Le Parti libéral suédois est à la croisée des chemins : vendredi, ses membres devront décider s’ils maintiennent leur alliance actuelle avec les Démocrates suédois, une question qui divise profondément le parti et pourrait compromettre sa survie politique.
La direction du parti souhaite poursuivre la collaboration avec les Démocrates suédois après les prochaines élections, mais sans leur accorder de postes ministériels. Une position inacceptable pour le parti d’extrême droite, qui exige une participation au gouvernement en échange de son soutien. Cette impasse menace de faire voler en éclats le gouvernement Tidö, une coalition formée avec les Modérés et les Démocrates-chrétiens après les élections précédentes.

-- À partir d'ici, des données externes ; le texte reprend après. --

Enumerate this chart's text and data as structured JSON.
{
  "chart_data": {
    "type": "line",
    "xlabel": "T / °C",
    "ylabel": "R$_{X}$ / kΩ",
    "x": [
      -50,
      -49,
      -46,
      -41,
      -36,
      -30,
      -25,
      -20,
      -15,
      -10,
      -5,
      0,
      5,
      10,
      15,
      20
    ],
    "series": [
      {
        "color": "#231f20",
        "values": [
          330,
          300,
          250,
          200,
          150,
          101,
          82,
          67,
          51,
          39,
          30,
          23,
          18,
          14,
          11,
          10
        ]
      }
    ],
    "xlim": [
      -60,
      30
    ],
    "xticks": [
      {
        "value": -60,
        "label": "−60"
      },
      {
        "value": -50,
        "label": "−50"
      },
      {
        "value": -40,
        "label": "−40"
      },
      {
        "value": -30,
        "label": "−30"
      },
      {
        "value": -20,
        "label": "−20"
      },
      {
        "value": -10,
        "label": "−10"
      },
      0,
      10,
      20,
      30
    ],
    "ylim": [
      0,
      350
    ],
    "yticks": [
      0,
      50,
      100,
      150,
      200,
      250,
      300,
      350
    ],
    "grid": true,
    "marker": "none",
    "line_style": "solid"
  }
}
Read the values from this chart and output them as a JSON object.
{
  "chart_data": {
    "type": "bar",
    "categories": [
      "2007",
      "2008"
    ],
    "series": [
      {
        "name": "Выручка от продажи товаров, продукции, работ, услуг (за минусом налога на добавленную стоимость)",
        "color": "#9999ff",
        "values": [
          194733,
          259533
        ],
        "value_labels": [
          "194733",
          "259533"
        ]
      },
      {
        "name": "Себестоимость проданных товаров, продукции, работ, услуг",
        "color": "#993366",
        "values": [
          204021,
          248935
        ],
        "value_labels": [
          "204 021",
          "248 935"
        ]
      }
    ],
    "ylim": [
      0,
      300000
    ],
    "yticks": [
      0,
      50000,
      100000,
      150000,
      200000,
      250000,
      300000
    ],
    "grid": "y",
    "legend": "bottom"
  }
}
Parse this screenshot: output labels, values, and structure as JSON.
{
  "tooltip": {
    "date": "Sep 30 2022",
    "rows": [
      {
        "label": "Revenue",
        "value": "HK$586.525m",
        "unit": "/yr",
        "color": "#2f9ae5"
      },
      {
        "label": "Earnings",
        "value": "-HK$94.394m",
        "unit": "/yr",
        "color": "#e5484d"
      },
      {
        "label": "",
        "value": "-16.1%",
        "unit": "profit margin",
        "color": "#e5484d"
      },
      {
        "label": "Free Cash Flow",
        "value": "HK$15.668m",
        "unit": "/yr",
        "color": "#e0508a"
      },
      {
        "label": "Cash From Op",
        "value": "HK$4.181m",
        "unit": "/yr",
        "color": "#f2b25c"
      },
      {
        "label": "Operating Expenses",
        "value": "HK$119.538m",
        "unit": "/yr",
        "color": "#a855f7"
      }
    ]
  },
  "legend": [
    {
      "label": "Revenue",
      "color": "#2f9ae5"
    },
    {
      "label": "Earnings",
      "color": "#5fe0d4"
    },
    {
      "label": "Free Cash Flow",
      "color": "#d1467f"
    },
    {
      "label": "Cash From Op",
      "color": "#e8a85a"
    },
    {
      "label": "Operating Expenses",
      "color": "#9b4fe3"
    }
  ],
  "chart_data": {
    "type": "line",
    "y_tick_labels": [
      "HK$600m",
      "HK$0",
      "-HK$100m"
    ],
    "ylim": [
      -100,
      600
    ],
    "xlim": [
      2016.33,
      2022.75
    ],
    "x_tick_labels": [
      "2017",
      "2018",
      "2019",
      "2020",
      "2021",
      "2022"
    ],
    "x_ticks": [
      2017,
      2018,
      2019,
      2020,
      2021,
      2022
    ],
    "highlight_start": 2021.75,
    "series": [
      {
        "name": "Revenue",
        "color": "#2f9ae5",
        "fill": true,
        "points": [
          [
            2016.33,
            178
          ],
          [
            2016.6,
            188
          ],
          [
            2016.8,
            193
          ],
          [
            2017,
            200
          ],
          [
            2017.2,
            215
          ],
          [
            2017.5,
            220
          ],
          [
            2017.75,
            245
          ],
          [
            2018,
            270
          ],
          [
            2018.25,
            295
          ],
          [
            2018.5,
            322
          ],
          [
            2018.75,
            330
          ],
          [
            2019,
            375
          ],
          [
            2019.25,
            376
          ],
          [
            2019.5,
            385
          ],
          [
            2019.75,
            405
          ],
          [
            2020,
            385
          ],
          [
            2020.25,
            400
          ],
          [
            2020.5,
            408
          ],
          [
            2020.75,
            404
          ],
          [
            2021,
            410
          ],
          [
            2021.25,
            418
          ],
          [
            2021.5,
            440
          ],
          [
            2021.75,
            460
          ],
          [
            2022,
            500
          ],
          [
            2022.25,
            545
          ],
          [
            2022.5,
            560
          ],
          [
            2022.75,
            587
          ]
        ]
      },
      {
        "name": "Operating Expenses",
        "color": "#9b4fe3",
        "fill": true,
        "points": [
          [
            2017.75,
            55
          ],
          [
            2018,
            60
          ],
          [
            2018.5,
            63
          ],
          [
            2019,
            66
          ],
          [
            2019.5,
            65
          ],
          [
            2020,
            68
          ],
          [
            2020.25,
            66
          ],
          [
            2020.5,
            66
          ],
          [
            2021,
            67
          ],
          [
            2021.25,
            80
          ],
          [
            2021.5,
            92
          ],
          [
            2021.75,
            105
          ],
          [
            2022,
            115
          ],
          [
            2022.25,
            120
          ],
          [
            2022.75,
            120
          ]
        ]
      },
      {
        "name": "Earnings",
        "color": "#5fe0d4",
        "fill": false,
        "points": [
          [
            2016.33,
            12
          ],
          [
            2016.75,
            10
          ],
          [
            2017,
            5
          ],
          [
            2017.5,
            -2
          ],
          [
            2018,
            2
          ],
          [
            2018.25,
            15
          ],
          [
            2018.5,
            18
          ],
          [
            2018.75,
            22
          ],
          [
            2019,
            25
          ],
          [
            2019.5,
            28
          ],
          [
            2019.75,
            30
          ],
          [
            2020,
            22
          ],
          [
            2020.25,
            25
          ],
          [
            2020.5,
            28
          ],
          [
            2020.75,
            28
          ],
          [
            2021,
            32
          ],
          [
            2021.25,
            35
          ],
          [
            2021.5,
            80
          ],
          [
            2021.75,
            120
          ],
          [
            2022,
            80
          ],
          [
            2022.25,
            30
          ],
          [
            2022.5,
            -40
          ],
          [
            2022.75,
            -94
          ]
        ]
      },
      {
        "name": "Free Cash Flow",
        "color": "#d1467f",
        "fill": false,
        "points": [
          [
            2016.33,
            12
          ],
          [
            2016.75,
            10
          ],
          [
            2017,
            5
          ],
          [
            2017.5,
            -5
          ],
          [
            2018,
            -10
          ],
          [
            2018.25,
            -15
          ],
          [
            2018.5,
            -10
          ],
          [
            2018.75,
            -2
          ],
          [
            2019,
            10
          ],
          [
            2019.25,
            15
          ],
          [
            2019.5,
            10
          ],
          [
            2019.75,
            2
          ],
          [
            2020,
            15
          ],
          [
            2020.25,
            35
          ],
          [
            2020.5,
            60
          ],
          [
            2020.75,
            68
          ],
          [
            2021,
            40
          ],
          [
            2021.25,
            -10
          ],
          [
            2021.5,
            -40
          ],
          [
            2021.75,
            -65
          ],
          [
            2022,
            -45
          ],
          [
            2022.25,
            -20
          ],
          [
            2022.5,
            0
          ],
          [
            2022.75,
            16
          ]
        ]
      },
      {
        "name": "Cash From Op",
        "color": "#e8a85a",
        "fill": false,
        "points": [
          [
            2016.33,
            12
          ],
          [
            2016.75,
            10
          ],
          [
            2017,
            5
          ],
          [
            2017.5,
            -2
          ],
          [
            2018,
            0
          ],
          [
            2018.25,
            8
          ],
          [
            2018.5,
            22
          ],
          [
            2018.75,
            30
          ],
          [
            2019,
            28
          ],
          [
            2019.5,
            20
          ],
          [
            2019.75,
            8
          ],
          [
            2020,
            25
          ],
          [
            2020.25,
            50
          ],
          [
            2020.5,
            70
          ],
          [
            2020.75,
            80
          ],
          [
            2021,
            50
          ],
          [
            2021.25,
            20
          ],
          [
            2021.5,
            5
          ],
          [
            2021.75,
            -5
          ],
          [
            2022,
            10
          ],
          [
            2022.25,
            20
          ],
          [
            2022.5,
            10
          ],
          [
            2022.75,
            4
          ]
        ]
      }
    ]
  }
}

La situation est d’autant plus préoccupante pour les libéraux que les sondages les annoncent au plus bas, avec seulement 2 % des intentions de vote – un score historiquement bas, bien en deçà du seuil de 4 % requis pour être représenté au Parlement. 38 représentants du parti ont exprimé leur inquiétude dans un article d’opinion publié dans Svenska Dagbladet, estimant que la ligne actuelle de la direction ne fera qu’accélérer l’hémorragie d’électeurs.
« Croire que la ligne de la direction du parti fera revenir les électeurs est une illusion », ont-ils écrit, appelant à une position plus indépendante, sans liens avec les autres formations politiques.
À l’inverse, un troisième groupe au sein du parti plaide pour une ouverture plus grande aux Démocrates suédois, leur permettant d’accéder à des postes ministériels. Eva Flyborg, une élue municipale de Göteborg, a déclaré à l’agence de presse TT qu’elle s’attend à un débat animé lors du congrès de vendredi soir.
« C’est bien si c’est le cas, afin que les alternatives soient clairement définies », a-t-elle affirmé. « Nous devons nous concentrer sur la politique et sur la résolution des problèmes graves auxquels la Suède est confrontée, plutôt que de nous quereller avec les autres partis. »
Jan Jönsson, membre de la direction du parti opposé à l’intégration des Démocrates suédois au gouvernement, s’est dit favorable à ce débat. « Nous sommes venus ici pour débattre, sinon nous aurions pu rester chez nous », a-t-il déclaré à l’agence de presse.
Le congrès du Parti libéral, qui se tient vendredi, devrait donc aboutir à une décision cruciale pour l’avenir de la formation et de la configuration politique suédoise.